World's Oceans Were Hottest On Record In 2017, Study Finds

"The long-term warming trend driven by human activities continued unabated," researchers said.

The world’s oceans in 2017 were the hottest ever recorded, scientists revealed in a new study published on Friday.

The findings were based on an updated analysis of the top 6,000 feet of the world’s seas by the Institute of Atmospheric Physics and the Chinese Academy of Science.

“The long-term warming trend driven by human activities continued unabated,” researchers said in the study, which was published in the journal Advances in Atmospheric Sciences. “The high ocean temperatures in recent years have occurred as greenhouse gas levels in the atmosphere have also risen.”

Owing to its “large heat capacity, the ocean accumulates the warming derived from human activities; indeed, more than 90 percent of Earth’s residual heat related to global warming is absorbed by the ocean,” according to the researchers. “As such, the global ocean heat content record robustly represents the signature of global warming.”

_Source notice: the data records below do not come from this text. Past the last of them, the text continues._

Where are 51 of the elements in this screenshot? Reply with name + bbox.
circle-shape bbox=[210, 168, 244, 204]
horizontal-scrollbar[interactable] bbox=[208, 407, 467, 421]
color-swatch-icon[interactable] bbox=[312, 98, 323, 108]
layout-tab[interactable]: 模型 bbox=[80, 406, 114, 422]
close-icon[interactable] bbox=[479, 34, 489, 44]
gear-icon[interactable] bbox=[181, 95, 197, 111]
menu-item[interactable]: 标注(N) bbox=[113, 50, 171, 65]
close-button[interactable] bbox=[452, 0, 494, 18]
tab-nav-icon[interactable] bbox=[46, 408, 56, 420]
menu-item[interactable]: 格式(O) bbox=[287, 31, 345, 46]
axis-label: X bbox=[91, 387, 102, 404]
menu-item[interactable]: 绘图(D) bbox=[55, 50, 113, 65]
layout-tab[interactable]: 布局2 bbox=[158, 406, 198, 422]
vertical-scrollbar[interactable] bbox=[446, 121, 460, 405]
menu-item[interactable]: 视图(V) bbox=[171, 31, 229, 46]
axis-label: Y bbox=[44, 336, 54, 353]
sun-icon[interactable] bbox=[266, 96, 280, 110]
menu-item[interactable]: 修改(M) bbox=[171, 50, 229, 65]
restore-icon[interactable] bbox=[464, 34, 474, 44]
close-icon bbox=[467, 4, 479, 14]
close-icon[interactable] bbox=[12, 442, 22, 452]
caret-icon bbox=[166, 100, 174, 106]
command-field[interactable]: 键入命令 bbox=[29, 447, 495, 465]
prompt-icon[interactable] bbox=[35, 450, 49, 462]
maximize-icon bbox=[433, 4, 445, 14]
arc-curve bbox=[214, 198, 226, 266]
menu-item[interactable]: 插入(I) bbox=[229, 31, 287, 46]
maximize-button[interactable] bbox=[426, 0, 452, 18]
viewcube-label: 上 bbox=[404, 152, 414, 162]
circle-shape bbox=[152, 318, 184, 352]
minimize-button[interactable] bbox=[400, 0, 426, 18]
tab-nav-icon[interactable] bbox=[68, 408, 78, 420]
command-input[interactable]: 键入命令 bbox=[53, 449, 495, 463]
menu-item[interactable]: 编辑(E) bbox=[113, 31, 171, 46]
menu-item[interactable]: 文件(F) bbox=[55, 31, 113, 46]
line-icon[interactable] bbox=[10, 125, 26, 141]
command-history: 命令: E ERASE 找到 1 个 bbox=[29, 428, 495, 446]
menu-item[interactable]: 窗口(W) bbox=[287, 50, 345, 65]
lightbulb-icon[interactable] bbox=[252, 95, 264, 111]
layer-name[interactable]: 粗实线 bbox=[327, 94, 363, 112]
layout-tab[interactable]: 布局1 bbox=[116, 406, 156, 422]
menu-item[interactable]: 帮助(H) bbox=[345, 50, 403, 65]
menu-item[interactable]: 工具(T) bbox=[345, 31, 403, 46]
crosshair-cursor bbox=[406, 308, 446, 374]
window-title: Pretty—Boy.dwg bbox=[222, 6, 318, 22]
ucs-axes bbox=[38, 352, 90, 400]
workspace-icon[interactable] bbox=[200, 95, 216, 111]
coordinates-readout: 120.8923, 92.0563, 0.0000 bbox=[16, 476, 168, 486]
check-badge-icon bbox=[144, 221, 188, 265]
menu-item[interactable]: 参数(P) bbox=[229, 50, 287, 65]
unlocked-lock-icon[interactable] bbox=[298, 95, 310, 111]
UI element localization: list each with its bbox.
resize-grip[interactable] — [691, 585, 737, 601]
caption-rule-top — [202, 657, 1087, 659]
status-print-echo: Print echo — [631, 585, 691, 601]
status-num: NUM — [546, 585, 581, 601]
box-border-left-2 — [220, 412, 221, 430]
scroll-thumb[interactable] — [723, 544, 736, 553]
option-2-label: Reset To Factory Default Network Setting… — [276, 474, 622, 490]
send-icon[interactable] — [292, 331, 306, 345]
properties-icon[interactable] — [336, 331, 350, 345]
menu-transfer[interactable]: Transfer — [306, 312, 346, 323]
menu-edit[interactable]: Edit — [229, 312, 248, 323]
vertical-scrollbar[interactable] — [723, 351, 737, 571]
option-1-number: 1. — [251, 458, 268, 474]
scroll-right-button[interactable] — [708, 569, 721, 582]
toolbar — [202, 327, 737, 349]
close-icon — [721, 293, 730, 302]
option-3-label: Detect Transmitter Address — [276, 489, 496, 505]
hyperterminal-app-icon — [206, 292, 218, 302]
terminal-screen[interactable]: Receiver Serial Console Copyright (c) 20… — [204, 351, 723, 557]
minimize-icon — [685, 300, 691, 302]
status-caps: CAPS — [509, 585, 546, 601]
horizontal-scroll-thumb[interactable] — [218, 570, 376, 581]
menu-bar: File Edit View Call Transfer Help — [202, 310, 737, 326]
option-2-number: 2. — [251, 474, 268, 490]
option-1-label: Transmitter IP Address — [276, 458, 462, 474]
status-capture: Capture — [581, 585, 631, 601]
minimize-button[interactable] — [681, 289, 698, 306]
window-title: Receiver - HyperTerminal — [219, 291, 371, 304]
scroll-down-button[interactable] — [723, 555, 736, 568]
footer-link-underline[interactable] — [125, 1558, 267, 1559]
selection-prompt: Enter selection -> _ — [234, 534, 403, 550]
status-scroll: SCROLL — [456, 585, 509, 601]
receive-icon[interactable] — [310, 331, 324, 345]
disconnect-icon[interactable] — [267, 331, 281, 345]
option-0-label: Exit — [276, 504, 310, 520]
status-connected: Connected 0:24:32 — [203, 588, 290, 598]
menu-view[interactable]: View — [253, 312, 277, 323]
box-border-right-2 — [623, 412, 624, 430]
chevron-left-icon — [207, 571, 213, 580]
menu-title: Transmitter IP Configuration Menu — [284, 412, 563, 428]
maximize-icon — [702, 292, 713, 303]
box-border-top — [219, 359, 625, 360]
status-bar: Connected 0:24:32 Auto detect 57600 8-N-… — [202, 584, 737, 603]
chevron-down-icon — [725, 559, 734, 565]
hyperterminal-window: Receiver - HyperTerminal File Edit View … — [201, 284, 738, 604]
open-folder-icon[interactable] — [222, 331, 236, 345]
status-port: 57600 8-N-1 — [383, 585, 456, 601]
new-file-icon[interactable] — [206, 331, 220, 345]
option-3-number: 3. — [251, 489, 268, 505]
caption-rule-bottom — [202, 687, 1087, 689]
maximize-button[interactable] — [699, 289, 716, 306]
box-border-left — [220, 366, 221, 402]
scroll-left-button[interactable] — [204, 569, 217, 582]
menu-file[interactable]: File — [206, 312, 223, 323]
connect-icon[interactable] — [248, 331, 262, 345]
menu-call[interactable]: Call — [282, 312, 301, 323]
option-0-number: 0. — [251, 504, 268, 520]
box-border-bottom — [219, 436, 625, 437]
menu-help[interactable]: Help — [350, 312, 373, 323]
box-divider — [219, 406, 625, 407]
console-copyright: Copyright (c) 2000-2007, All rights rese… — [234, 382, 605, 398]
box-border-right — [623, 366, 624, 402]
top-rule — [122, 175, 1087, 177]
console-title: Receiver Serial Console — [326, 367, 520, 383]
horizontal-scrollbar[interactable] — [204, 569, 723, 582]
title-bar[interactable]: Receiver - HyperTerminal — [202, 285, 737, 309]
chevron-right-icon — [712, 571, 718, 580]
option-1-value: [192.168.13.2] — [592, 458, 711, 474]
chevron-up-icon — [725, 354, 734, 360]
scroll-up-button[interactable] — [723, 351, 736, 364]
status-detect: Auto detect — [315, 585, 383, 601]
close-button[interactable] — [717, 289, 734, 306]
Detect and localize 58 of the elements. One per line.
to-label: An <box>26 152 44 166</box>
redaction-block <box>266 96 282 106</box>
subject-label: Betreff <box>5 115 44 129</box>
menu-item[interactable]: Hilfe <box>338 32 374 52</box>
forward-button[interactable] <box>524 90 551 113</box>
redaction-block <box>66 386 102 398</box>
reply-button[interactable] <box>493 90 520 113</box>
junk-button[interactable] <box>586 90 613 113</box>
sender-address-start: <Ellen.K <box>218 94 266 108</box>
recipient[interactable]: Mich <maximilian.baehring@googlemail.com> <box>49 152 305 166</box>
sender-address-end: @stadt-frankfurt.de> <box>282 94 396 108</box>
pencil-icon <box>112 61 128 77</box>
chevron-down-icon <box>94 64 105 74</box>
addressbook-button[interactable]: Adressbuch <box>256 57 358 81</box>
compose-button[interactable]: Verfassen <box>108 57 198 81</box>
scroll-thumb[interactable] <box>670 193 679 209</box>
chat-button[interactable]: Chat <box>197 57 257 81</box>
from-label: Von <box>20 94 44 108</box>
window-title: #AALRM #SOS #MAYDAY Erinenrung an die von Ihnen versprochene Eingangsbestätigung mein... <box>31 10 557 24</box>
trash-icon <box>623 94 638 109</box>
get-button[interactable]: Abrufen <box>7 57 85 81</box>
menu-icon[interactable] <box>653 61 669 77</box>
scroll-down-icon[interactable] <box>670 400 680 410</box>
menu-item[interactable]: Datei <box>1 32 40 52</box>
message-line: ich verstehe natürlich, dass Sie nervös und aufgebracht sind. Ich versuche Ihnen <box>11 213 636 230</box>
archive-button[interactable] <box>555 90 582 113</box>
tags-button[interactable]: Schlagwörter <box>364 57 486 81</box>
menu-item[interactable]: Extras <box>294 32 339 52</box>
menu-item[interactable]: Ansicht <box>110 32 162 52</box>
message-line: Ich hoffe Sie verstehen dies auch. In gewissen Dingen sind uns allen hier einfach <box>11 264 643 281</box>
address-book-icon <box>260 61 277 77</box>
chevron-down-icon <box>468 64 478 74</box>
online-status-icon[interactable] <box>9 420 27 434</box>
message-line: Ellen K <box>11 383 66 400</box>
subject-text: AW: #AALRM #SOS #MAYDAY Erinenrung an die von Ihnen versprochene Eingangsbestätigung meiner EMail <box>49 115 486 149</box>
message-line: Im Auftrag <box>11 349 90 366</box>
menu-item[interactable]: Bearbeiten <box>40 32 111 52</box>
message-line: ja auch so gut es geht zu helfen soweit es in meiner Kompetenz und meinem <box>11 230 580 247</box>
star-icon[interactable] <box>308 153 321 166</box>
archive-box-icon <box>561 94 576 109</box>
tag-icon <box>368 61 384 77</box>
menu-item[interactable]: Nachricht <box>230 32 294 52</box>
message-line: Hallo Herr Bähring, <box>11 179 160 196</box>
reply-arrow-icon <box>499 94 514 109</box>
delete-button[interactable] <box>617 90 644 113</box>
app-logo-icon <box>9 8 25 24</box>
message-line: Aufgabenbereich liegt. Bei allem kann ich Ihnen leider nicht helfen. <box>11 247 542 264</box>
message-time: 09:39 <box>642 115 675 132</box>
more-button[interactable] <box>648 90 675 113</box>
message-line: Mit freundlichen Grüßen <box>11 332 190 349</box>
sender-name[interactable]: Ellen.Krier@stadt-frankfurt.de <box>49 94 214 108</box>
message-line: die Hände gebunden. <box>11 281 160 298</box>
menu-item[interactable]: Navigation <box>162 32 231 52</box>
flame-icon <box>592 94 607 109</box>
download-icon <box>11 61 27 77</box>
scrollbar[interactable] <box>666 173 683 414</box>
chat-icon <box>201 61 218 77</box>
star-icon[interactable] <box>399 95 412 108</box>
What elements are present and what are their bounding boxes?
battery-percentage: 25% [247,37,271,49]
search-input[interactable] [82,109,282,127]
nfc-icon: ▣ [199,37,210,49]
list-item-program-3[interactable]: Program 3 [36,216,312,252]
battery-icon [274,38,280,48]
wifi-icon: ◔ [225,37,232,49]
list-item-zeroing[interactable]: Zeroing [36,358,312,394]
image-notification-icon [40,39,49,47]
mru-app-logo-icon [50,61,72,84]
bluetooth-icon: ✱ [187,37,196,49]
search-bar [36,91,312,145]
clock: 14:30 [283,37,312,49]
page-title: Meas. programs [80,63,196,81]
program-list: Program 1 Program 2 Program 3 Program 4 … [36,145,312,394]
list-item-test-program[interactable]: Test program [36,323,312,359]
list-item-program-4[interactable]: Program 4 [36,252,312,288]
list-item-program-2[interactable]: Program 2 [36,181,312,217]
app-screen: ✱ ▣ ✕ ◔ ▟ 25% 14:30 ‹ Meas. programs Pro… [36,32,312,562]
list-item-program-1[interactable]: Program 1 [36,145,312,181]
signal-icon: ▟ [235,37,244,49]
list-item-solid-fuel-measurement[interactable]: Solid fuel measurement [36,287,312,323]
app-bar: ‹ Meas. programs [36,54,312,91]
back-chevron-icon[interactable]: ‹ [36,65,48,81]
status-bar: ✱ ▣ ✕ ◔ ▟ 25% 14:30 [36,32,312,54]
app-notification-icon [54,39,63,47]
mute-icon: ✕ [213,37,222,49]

While ocean temperatures dropped slightly in 2016 because of a massive El Nino effect, the last five years were still the hottest recorded for the world’s oceans. The second hottest ocean year was 2015.

According to the study, heat increased in most regions of the world’s oceans. But temperatures in the Atlantic and southern oceans increased more than temperatures in the Pacific and Indian oceans.

Dr. John Abraham, a professor of thermal sciences writing in The Guardian, compared last year’s ocean heat increase to electricity use in China. The annual electrical generation in China would be 600 times smaller than the heat increase in the ocean, he noted.

The startling heating trend is dramatically represented on this graph developed by data from the Institute of Atmospheric Physics:

Institute of Atmospheric Phuysics

The research highlighted the “buffer” role the ocean can play in global warming as it absorbs both heat and carbon dioxide from the air, while also underscoring how climate change threatens to overwhelm that buffer.

A study late last year revealed that the low-oxygen “dead zones” in the world’s oceans had quadrupled in size. Suffocating dead zones are created as the oceans absorb increasing amounts of carbon dioxide from polluted air.

The new findings come just over a week after NASA declared 2017 to be the second warmest year on record.